Cheers to the Samek Art Museum at Bucknell University for featuring “Border Cantos Sonic Border,” by Guillermo Galindo, a Mexican-American artist and composer. The exhibit combines Galindo’s creations, crafted from artifacts left behind by migrants at the border between the United States and Mexico. The reason for the exhibit is give people the experience of the border and to get acquainted with the immigrants’ journey. Combining music with the art, he also states that what he is displaying is art, not politics.

A major cheer (for some, perhaps) to the fact that the snow that was predicted for Saturday into Sunday did not come to pass; a whimper, rather than a bang. Instead, the snow stayed light, only about half an inch fell by 8:30 Saturday. According to, by Sunday afternoon, the final snow accumulation was only 2 inches. Williamsport, 50 miles to the north, received 6 inches. According to Accuweather, today’s temps are only expected to reach a high of 15 degrees. Keep in mind, too, that winter still has another two months to do its work.

Jeers to Rep. Tom Marino, the five-term Republican 12th Legislative District congressman who will resign as of Wednesday, Jan. 23 — only two months into his new term. The official statement by Marino is that he will be taking a job in the private sector, and did not respond to question about the announcement Thursday. Such an abrupt resignation only gives rise to “conspiracy theories,” something we don’t need more of.

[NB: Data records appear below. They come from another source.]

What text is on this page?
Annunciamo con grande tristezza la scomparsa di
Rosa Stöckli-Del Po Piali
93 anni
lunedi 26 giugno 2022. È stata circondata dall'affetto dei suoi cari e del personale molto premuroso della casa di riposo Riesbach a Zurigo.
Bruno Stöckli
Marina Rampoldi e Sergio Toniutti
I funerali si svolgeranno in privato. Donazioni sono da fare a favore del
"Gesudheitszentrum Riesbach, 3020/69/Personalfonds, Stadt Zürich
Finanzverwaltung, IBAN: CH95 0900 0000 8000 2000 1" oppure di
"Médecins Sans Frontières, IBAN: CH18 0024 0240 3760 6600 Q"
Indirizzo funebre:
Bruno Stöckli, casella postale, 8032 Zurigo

As an incumbent politician who has served his constituents for five terms, and obviously did a good enough job that he kept getting re-elected, Marino owes more to his district than a vague excuse tacked on to a quick exit.

Cheers to Coal Township native Terrill “Terri” Sanchez who in May was named executive director of the Pennsylvania State Employees’ Retirement System — one of the nation’s oldest retirement plans for public employees, with more than 239,000 members and $29 billion in assets. Sanchez, who oversees 200 employees and handles and annual operating budget of $30 million, is believed to be the first female executive director in the agency’s 96-year history. A daughter of Ed and Phyllis Lippay, of Holly Street, has come a long way from when she began her career with state government nearly 35 years ago. Sanchez credits her success to “hard work, courage and character,” along with the influence of mentors and her small-town upbringing.